Chen Feng, Zhao Zhigang, Ren Zheng, Lu Kun, Yu Yang, Wang Wenyan
School of Advanced Manufacturing Engineering, Hefei University, Hefei, China.
School of Electrical and Information Engineering, Anhui University of Technology, Ma'anshan, Anhui, China.
PLoS One. 2025 Mar 6;20(3):e0318420. doi: 10.1371/journal.pone.0318420. eCollection 2025.

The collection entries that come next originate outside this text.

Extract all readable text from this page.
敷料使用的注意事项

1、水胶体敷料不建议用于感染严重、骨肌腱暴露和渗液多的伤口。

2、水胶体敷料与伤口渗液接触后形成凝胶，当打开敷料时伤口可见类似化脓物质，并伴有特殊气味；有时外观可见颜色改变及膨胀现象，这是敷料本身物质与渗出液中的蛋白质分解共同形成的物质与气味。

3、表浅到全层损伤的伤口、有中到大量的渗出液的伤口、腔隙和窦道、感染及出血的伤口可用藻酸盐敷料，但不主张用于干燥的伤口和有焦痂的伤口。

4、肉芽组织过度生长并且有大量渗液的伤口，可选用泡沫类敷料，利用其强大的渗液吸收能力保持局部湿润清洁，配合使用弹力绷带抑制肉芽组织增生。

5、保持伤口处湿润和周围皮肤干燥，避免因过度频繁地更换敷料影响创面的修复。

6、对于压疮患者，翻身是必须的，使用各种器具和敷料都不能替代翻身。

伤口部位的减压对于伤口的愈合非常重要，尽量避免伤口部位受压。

Drug target interactions (DTIs) play a crucial role in drug discovery and development. The prediction of DTIs based on computational method can effectively assist the experimental techniques for DTIs identification, which are time-consuming and expensive. However, the current computational models suffer from low accuracy and high false positive rate in the prediction of DTIs, especially for datasets with extremely unbalanced sample categories. To accurately identify the interaction between drugs and target proteins, a variety of descriptors that fully show the characteristic information of drugs and targets are extracted and applied to the integrated method random forest (RF) in this work. Here, the random projection method is adopted to reduce the feature dimension such that simplify the model calculation. In addition, to balance the number of samples in different categories, a down sampling method NearMiss (NM) which can control the number of samples is used. Based on the gold standard datasets (nuclear receptors, ion channel, GPCRs and enzymes), the proposed method achieves the auROC of 92.26%, 98.21%, 97.65%, 99.33%, respectively. The experimental results show that the proposed method yields significantly higher performance than that of state-of-the-art methods in predicting drug target interaction.
药物-靶点相互作用(DTIs)在药物研发中起着至关重要的作用。基于计算方法预测DTIs能够有效辅助识别DTIs的实验技术,而这些实验技术既耗时又昂贵。然而,当前的计算模型在预测DTIs时存在准确率低和假阳性率高的问题,尤其是对于样本类别极度不平衡的数据集。为了准确识别药物与靶蛋白之间的相互作用,本研究提取了多种能够充分展现药物和靶点特征信息的描述符,并将其应用于集成方法随机森林(RF)中。在此,采用随机投影方法来降低特征维度,从而简化模型计算。此外,为了平衡不同类别中的样本数量,使用了一种能够控制样本数量的下采样方法NearMiss(NM)。基于金标准数据集(核受体、离子通道、G蛋白偶联受体和酶),所提方法的曲线下面积(auROC)分别达到了92.26%、98.21%、97.65%和99.33%。实验结果表明,在预测药物-靶点相互作用方面,所提方法的性能显著高于现有最先进的方法。